Rev McFarlane also suggested that in some cases, the fault lies with Christians. The reason she couldn't buy a decent Easter card, she said, was because Christian artists didn't supply good designs. She said supermarkets didn't "ban" greetings cards with a Christian message. They didn't stock them because there was no call for them.

Give that woman a medal for common sense.

But she was rapidly overtaken by the Bishop of Oxford, the Rt Revd John Pritchard, chairman of the Church's board of education, with his outrageous demand that schools should be used for aggressive evangelism.

He claimed church schools were "under attack" from all corners (failing to mention that more and more of them are opening every month – often against the expressed wishes of the local community).

He made his comments as he launched a new report on the future face of the Church of England's schools. We have reported on this sinister document before, and said at the time that the Church is abusing the privileges it enjoys in schools by using them to try to indoctrinate children rather than to give them a balanced education.

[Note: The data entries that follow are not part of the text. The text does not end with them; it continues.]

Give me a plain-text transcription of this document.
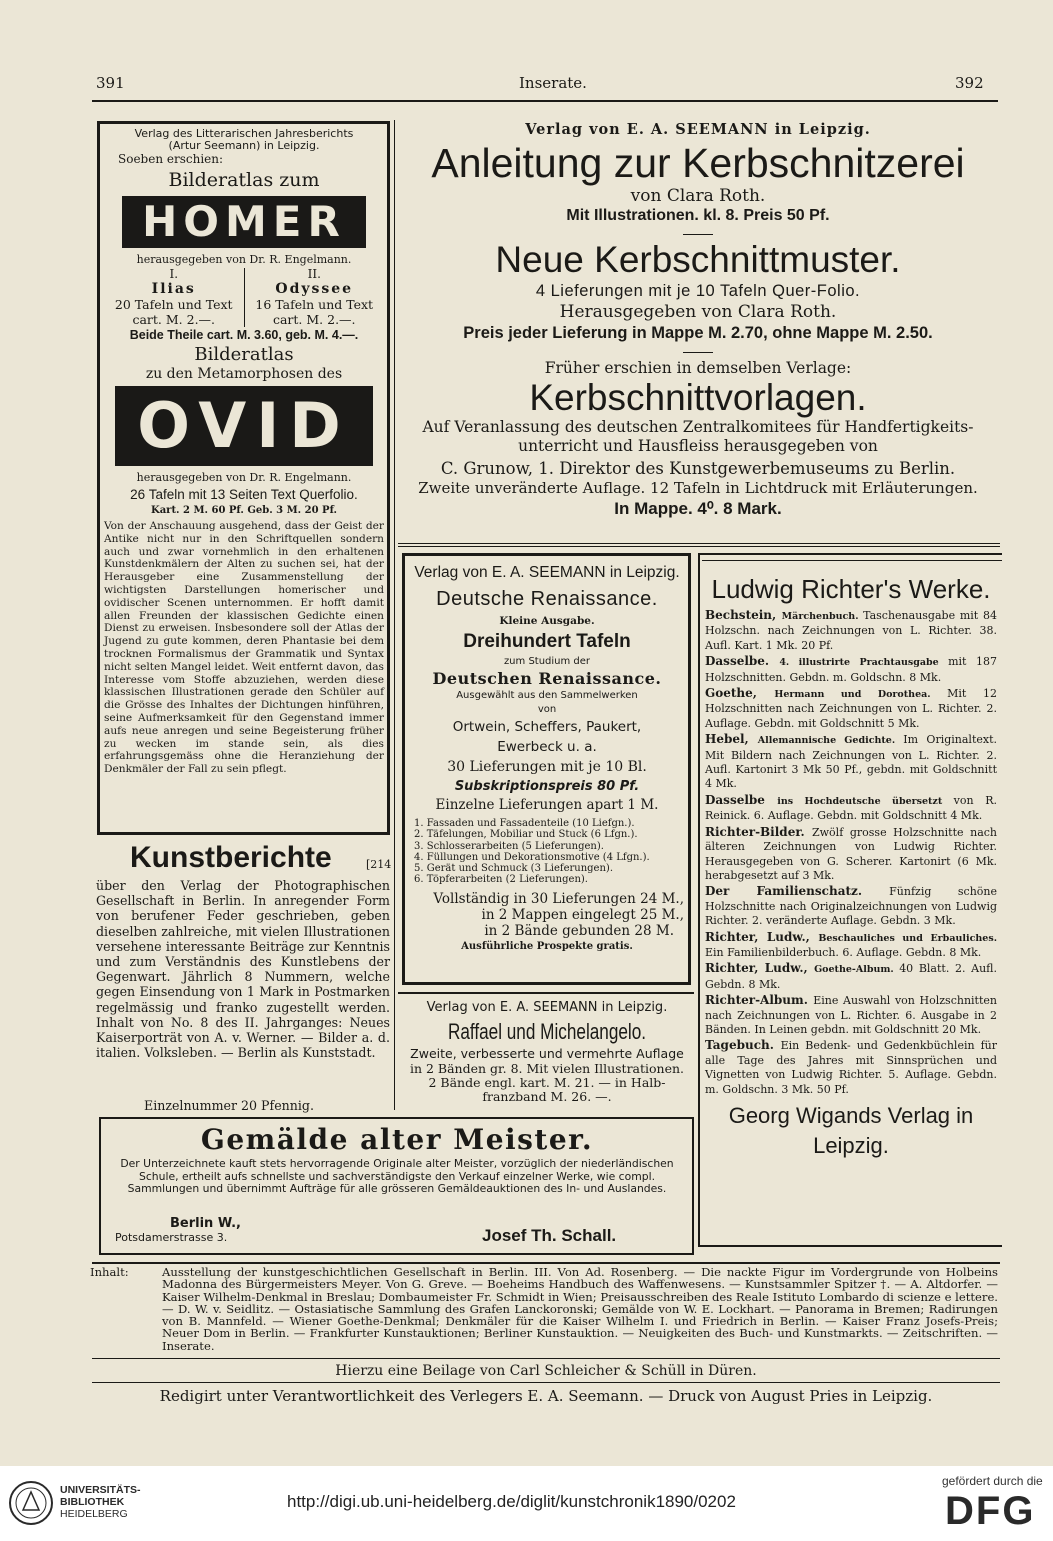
391	Inserate.	392
Verlag des Litterarischen Jahresberichts
(Artur Seemann) in Leipzig.
Soeben erschien:
Bilderatlas zum
HOMER
herausgegeben von Dr. R. Engelmann.
I.
Ilias
20 Tafeln und Text
cart. M. 2.—.
II.
Odyssee
16 Tafeln und Text
cart. M. 2.—.
Beide Theile cart. M. 3.60, geb. M. 4.—.
Bilderatlas
zu den Metamorphosen des
OVID
herausgegeben von Dr. R. Engelmann.
26 Tafeln mit 13 Seiten Text Querfolio.
Kart. 2 M. 60 Pf. Geb. 3 M. 20 Pf.
Von der Anschauung ausgehend, dass der Geist der Antike nicht nur in den Schriftquellen sondern auch und zwar vornehmlich in den erhaltenen Kunstdenkmälern der Alten zu suchen sei, hat der Herausgeber eine Zusammenstellung der wichtigsten Darstellungen homerischer und ovidischer Scenen unternommen. Er hofft damit allen Freunden der klassischen Gedichte einen Dienst zu erweisen. Insbesondere soll der Atlas der Jugend zu gute kommen, deren Phantasie bei dem trocknen Formalismus der Grammatik und Syntax nicht selten Mangel leidet. Weit entfernt davon, das Interesse vom Stoffe abzuziehen, werden diese klassischen Illustrationen gerade den Schüler auf die Grösse des Inhaltes der Dichtungen hinführen, seine Aufmerksamkeit für den Gegenstand immer aufs neue anregen und seine Begeisterung früher zu wecken im stande sein, als dies erfahrungsgemäss ohne die Heranziehung der Denkmäler der Fall zu sein pflegt.
Kunstberichte	[214
über den Verlag der Photographischen Gesellschaft in Berlin. In anregender Form von berufener Feder geschrieben, geben dieselben zahlreiche, mit vielen Illustrationen versehene interessante Beiträge zur Kenntnis und zum Verständnis des Kunstlebens der Gegenwart. Jährlich 8 Nummern, welche gegen Einsendung von 1 Mark in Postmarken regelmässig und franko zugestellt werden. Inhalt von No. 8 des II. Jahrganges: Neues Kaiserporträt von A. v. Werner. — Bilder a. d. italien. Volksleben. — Berlin als Kunststadt.
Einzelnummer 20 Pfennig.
Verlag von E. A. SEEMANN in Leipzig.
Anleitung zur Kerbschnitzerei
von Clara Roth.
Mit Illustrationen. kl. 8. Preis 50 Pf.
Neue Kerbschnittmuster.
4 Lieferungen mit je 10 Tafeln Quer-Folio.
Herausgegeben von Clara Roth.
Preis jeder Lieferung in Mappe M. 2.70, ohne Mappe M. 2.50.
Früher erschien in demselben Verlage:
Kerbschnittvorlagen.
Auf Veranlassung des deutschen Zentralkomitees für Handfertigkeits-
unterricht und Hausfleiss herausgegeben von
C. Grunow, 1. Direktor des Kunstgewerbemuseums zu Berlin.
Zweite unveränderte Auflage. 12 Tafeln in Lichtdruck mit Erläuterungen.
In Mappe. 4⁰. 8 Mark.
Verlag von E. A. SEEMANN in Leipzig.
Deutsche Renaissance.
Kleine Ausgabe.
Dreihundert Tafeln
zum Studium der
Deutschen Renaissance.
Ausgewählt aus den Sammelwerken
von
Ortwein, Scheffers, Paukert,
Ewerbeck u. a.
30 Lieferungen mit je 10 Bl.
Subskriptionspreis 80 Pf.
Einzelne Lieferungen apart 1 M.
1. Fassaden und Fassadenteile (10 Liefgn.).
2. Täfelungen, Mobiliar und Stuck (6 Lfgn.).
3. Schlosserarbeiten (5 Lieferungen).
4. Füllungen und Dekorationsmotive (4 Lfgn.).
5. Gerät und Schmuck (3 Lieferungen).
6. Töpferarbeiten (2 Lieferungen).
Vollständig in 30 Lieferungen 24 M.,
in 2 Mappen eingelegt 25 M.,
in 2 Bände gebunden 28 M.
Ausführliche Prospekte gratis.
Verlag von E. A. SEEMANN in Leipzig.
Raffael und Michelangelo.
Zweite, verbesserte und vermehrte Auflage
in 2 Bänden gr. 8. Mit vielen Illustrationen.
2 Bände engl. kart. M. 21. — in Halb-
franzband M. 26. —.
Ludwig Richter's Werke.
Bechstein, Märchenbuch. Taschenausgabe mit 84 Holzschn. nach Zeichnungen von L. Richter. 38. Aufl. Kart. 1 Mk. 20 Pf.
Dasselbe. 4. illustrirte Prachtausgabe mit 187 Holzschnitten. Gebdn. m. Goldschn. 8 Mk.
Goethe, Hermann und Dorothea. Mit 12 Holzschnitten nach Zeichnungen von L. Richter. 2. Auflage. Gebdn. mit Goldschnitt 5 Mk.
Hebel, Allemannische Gedichte. Im Originaltext. Mit Bildern nach Zeichnungen von L. Richter. 2. Aufl. Kartonirt 3 Mk 50 Pf., gebdn. mit Goldschnitt 4 Mk.
Dasselbe ins Hochdeutsche übersetzt von R. Reinick. 6. Auflage. Gebdn. mit Goldschnitt 4 Mk.
Richter-Bilder. Zwölf grosse Holzschnitte nach älteren Zeichnungen von Ludwig Richter. Herausgegeben von G. Scherer. Kartonirt (6 Mk. herabgesetzt auf 3 Mk.
Der Familienschatz. Fünfzig schöne Holzschnitte nach Originalzeichnungen von Ludwig Richter. 2. veränderte Auflage. Gebdn. 3 Mk.
Richter, Ludw., Beschauliches und Erbauliches. Ein Familienbilderbuch. 6. Auflage. Gebdn. 8 Mk.
Richter, Ludw., Goethe-Album. 40 Blatt. 2. Aufl. Gebdn. 8 Mk.
Richter-Album. Eine Auswahl von Holzschnitten nach Zeichnungen von L. Richter. 6. Ausgabe in 2 Bänden. In Leinen gebdn. mit Goldschnitt 20 Mk.
Tagebuch. Ein Bedenk- und Gedenkbüchlein für alle Tage des Jahres mit Sinnsprüchen und Vignetten von Ludwig Richter. 5. Auflage. Gebdn. m. Goldschn. 3 Mk. 50 Pf.
Georg Wigands Verlag in Leipzig.
Gemälde alter Meister.
Der Unterzeichnete kauft stets hervorragende Originale alter Meister, vorzüglich der niederländischen Schule, ertheilt aufs schnellste und sachverständigste den Verkauf einzelner Werke, wie compl. Sammlungen und übernimmt Aufträge für alle grösseren Gemäldeauktionen des In- und Auslandes.
Berlin W.,
Potsdamerstrasse 3.	Josef Th. Schall.
Inhalt:	Ausstellung der kunstgeschichtlichen Gesellschaft in Berlin. III. Von Ad. Rosenberg. — Die nackte Figur im Vordergrunde von Holbeins Madonna des Bürgermeisters Meyer. Von G. Greve. — Boeheims Handbuch des Waffenwesens. — Kunstsammler Spitzer †. — A. Altdorfer. — Kaiser Wilhelm-Denkmal in Breslau; Dombaumeister Fr. Schmidt in Wien; Preisausschreiben des Reale Istituto Lombardo di scienze e lettere. — D. W. v. Seidlitz. — Ostasiatische Sammlung des Grafen Lanckoronski; Gemälde von W. E. Lockhart. — Panorama in Bremen; Radirungen von B. Mannfeld. — Wiener Goethe-Denkmal; Denkmäler für die Kaiser Wilhelm I. und Friedrich in Berlin. — Kaiser Franz Josefs-Preis; Neuer Dom in Berlin. — Frankfurter Kunstauktionen; Berliner Kunstauktion. — Neuigkeiten des Buch- und Kunstmarkts. — Zeitschriften. — Inserate.
Hierzu eine Beilage von Carl Schleicher & Schüll in Düren.
Redigirt unter Verantwortlichkeit des Verlegers E. A. Seemann. — Druck von August Pries in Leipzig.
UNIVERSITÄTS-
BIBLIOTHEK
HEIDELBERG
http://digi.ub.uni-heidelberg.de/diglit/kunstchronik1890/0202
gefördert durch die
DFG
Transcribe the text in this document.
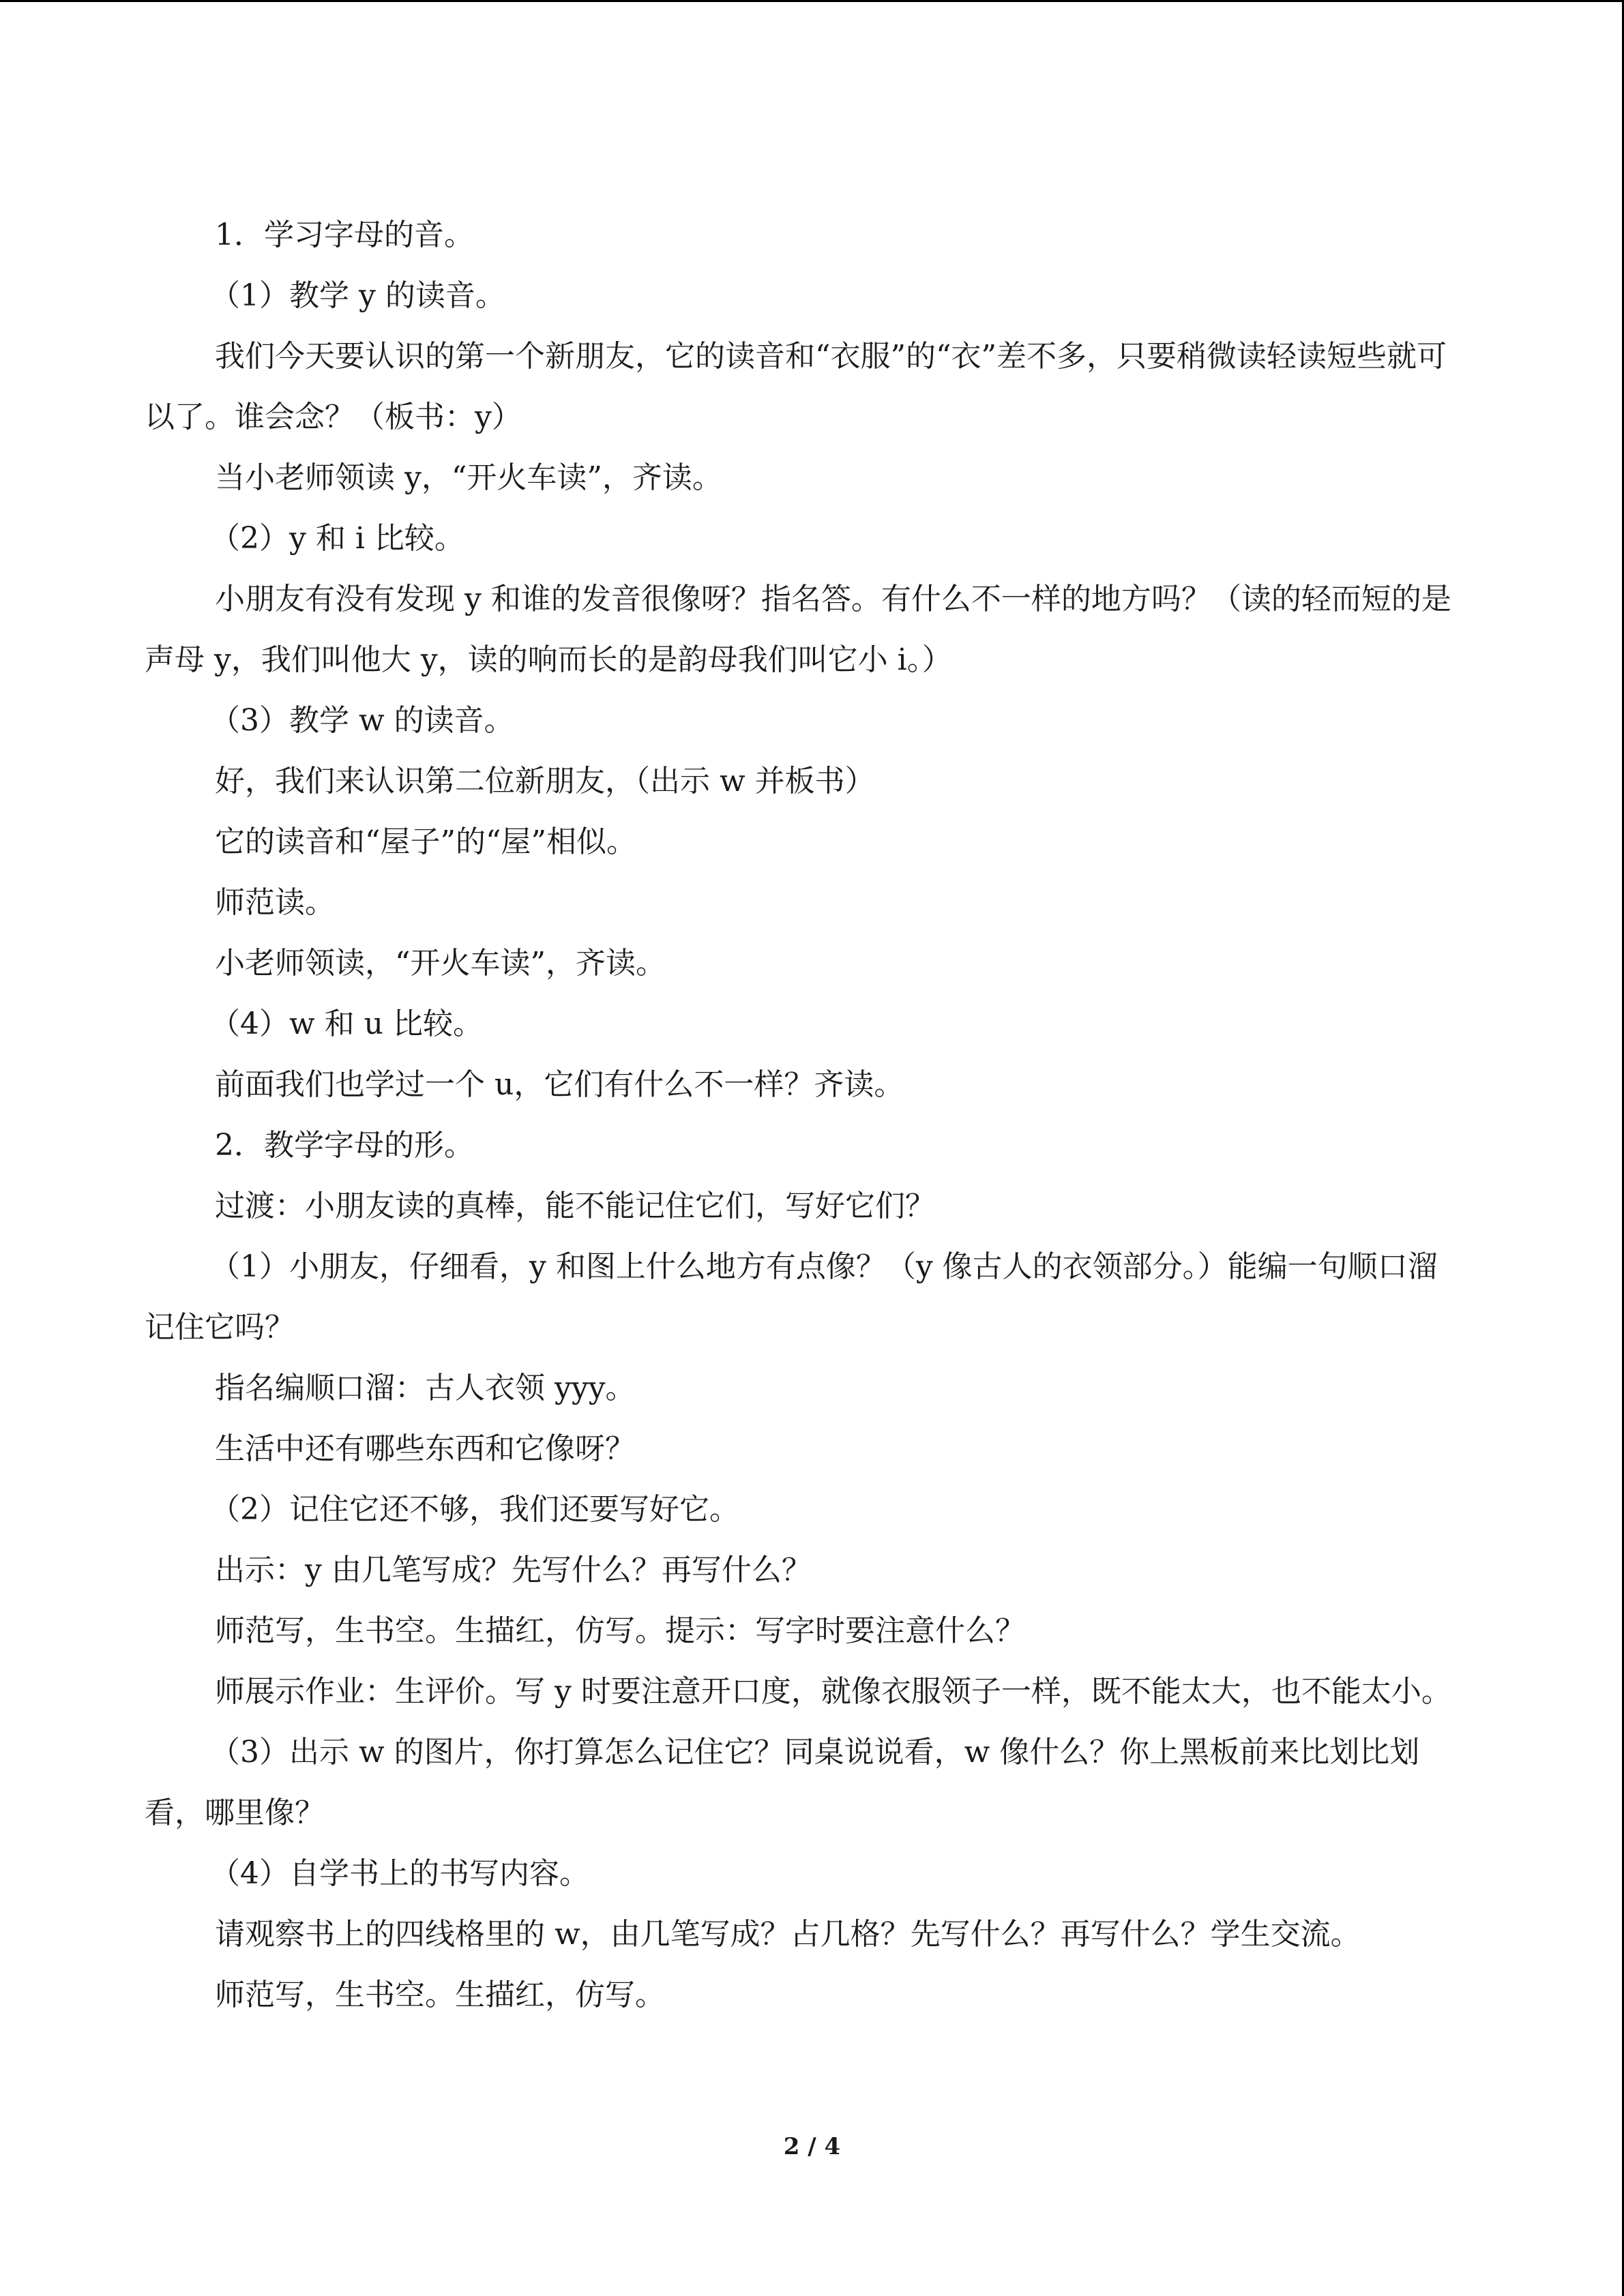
1．学习字母的音。

（1）教学 y 的读音。

我们今天要认识的第一个新朋友，它的读音和“衣服”的“衣”差不多，只要稍微读轻读短些就可以了。谁会念？（板书：y）

当小老师领读 y，“开火车读”，齐读。

（2）y 和 i 比较。

小朋友有没有发现 y 和谁的发音很像呀？指名答。有什么不一样的地方吗？（读的轻而短的是声母 y，我们叫他大 y，读的响而长的是韵母我们叫它小 i。）

（3）教学 w 的读音。

好，我们来认识第二位新朋友，（出示 w 并板书）

它的读音和“屋子”的“屋”相似。

师范读。

小老师领读，“开火车读”，齐读。

（4）w 和 u 比较。

前面我们也学过一个 u，它们有什么不一样？齐读。

2．教学字母的形。

过渡：小朋友读的真棒，能不能记住它们，写好它们？

（1）小朋友，仔细看，y 和图上什么地方有点像？（y 像古人的衣领部分。）能编一句顺口溜记住它吗？

指名编顺口溜：古人衣领 yyy。

生活中还有哪些东西和它像呀？

（2）记住它还不够，我们还要写好它。

出示：y 由几笔写成？先写什么？再写什么？

师范写，生书空。生描红，仿写。提示：写字时要注意什么？

师展示作业：生评价。写 y 时要注意开口度，就像衣服领子一样，既不能太大，也不能太小。

（3）出示 w 的图片，你打算怎么记住它？同桌说说看，w 像什么？你上黑板前来比划比划看，哪里像？

（4）自学书上的书写内容。

请观察书上的四线格里的 w，由几笔写成？占几格？先写什么？再写什么？学生交流。

师范写，生书空。生描红，仿写。

2 / 4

The Bishop confirmed our fears when he told the Synod:

"Do we train our clergy for that opportunity or do we see engagement with schools as optional? The clergy ought to have a camp bed in there for heaven's sake! We don't have to bemoan the fact that our Sunday School has collapsed if there are 200 children at the local church school. The first big challenge is truly owning the centrality of our church schools in our mission and that's a real culture change…

"Make no mistake, the days of equivocation are over. Church schools are under suspicion or attack in many corners of society. I've been involved in debates on the Today Programme, the Time Educational Festival at Wellington, in academic seminars and newspaper articles.

"The pressure is on. And our response must not be defensive but confidently on the front foot. We have so much to offer. In an age of creeping scepticism about religion we know we have the greatest story ever lived, one with never ending relevance to every human life. So we need to make sure our schools are so rooted in the Great Story, so distinctively Christian in beliefs, values and behaviour, that people will be thrilled and challenged by what they see. We are working on a new scheme for teaching Christianity in our schools and on what a teaching curriculum looks like when it reflects in every part, the Christian spiritual foundation of the schools life."

The Bishop's speech smacks of pure desperation.

It is outrageous that the Church is shamelessly proposing that that its schools, run entirely from public funds, should become virtually Christian madrassas, simply to save the dying church. Surely it is children's education that should come first, not evangelising in a faith that the vast majority of children and most of their parents have abandoned.

The Government needs to seriously rethink its own unhealthily close relationship with the Church over education. Religious evangelisation should be kept outside schools and children should be taught together regardless of faith, and without parents being forced to attend church, simply to have their children admitted to the local school.

And did the Bishop of Oxford really say that he thought that the clergy ought to have a camp bed in every school? I'm not sure that parents would be too keen on that given what has happened in other religious institutions.

So, we return to the question – is this an indication that the Church is taking its last dying gasps and clutching at anything that might save it? Or is it going to succeed in reviving itself and impose its often unpleasant doctrines on us all?